Thursday, June 29, 2017

the last book I ever read (Evita, First Lady: A Biography of Eva Perón, excerpt four)

from Evita, First Lady: A Biography of Eva Perón by John Barnes:

In the last few days of the campaign, Perón was handed an election issue which had nothing to do at all with economics or social justice. To his delight, the United States took that particular moment to add yet another chapter to its unhappy record of Big Stick diplomacy in Latin America. The State Department, in a move to influence the election, published a handbook reviewing Perón’s record of fascism and collaboration with Nazi Germany in World War II. Primly titled Consultation among the American Republics with Respect to the Argentine Situation, but better known as the ‘Blue Book’, it was the work of Assistant Secretary of State Spruille Braden, whose brief ambassadorship in Buenos Aires the previous year had been marked by the blunt, undiplomatic manner with which he had publicly attacked Perón and the Argentine Government. Braden was determined to stamp out the vestiges of Nazism in the southern continent, even though Nazism had already been replaced by Communism in the American mind as the enemy of world peace and democracy.
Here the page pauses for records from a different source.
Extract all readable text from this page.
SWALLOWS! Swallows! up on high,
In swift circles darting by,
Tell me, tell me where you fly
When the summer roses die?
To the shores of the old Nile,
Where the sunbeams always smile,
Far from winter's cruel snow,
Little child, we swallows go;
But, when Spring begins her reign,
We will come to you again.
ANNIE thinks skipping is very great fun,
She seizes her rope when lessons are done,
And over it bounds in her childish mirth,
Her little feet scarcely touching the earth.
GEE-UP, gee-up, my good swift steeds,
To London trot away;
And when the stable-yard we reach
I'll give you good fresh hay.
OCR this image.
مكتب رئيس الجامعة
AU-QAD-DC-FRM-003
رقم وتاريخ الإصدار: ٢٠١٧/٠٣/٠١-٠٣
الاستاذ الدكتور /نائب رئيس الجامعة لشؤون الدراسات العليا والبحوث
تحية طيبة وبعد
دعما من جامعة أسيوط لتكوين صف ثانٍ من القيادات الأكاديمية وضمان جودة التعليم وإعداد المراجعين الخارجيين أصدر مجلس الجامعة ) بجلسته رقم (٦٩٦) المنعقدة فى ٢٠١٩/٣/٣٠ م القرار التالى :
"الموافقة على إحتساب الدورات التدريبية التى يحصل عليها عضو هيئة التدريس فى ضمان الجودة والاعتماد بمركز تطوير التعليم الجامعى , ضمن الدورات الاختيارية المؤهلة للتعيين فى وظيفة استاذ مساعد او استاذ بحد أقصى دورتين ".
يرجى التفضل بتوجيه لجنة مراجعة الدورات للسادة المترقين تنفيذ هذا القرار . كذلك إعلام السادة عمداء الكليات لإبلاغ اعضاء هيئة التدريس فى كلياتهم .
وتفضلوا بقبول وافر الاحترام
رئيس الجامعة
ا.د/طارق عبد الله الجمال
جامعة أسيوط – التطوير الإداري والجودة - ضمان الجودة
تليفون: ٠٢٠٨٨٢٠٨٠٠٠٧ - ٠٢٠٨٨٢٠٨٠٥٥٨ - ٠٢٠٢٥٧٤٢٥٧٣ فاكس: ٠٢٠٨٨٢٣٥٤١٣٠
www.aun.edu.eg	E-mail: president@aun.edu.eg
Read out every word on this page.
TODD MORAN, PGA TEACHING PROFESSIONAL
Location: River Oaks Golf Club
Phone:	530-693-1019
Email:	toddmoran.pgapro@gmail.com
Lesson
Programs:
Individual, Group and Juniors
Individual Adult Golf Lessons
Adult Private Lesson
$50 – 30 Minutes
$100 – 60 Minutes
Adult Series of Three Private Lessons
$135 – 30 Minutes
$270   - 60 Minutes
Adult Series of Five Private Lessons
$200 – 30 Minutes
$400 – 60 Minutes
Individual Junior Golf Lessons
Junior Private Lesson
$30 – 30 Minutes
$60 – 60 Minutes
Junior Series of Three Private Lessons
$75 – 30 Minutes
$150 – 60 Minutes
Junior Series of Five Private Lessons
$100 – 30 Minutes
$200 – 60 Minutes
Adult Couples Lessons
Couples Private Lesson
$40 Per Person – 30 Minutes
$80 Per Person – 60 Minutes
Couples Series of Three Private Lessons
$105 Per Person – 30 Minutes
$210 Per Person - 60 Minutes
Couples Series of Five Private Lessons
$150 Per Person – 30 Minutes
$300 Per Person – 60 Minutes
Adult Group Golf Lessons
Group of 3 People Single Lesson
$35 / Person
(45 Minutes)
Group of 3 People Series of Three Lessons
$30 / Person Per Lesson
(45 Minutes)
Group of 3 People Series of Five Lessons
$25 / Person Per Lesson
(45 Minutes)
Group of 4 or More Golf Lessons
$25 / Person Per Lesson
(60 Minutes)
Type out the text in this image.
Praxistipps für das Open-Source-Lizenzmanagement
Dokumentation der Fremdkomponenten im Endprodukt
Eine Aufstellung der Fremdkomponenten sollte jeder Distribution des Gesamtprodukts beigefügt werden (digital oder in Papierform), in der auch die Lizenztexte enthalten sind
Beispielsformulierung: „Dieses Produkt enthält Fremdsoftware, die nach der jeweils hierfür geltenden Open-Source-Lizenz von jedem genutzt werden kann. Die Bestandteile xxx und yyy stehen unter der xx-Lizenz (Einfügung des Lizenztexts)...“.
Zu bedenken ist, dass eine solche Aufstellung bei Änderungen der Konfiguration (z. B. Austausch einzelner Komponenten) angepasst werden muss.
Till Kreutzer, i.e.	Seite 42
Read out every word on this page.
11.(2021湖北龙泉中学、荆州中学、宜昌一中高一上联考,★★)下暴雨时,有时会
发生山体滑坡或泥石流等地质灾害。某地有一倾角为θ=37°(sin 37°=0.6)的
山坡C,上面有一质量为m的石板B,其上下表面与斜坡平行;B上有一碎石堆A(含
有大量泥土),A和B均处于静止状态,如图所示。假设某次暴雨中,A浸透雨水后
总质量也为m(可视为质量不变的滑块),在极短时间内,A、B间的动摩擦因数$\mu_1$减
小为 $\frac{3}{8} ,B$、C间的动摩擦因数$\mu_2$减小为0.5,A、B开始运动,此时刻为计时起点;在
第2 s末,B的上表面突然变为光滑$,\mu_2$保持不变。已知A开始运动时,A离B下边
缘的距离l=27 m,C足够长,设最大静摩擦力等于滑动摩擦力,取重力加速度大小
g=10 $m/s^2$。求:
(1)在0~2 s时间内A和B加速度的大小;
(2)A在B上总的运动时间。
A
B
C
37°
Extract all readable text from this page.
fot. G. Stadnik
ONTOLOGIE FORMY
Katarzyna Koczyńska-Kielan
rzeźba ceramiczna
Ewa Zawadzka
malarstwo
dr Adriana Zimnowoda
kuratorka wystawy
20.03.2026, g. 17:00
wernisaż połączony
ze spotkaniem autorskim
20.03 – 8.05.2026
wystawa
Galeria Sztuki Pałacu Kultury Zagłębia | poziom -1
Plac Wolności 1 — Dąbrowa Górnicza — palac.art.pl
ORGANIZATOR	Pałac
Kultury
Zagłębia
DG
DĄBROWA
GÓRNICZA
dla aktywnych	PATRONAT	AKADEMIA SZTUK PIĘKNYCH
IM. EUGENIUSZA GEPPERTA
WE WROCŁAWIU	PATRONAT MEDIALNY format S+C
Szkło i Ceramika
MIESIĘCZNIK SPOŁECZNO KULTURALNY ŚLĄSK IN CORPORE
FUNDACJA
The other Latin American nations recognized the ‘Blue Book’ for what it was – an attempt by the Americans to go on fighting a war that was over – and they ignored it. Perón and many Argentines, not all of them Perón supporters, looked upon it as unacceptable meddling in their country’s internal affairs. Eva quickly took advantage of such a marvelous propaganda gift for those final days of the campaign. In her radio broadcasts, which went out to every town and village in the country, she called on all Argentines to repudiate the threat of ‘Yanqui’ imperialism with the cry of ‘Perón yes! Braden no!’ It was an unbeatable slogan and almost certainly won the votes of many indignant patriotic Argentines who would otherwise have voted for Tamborini.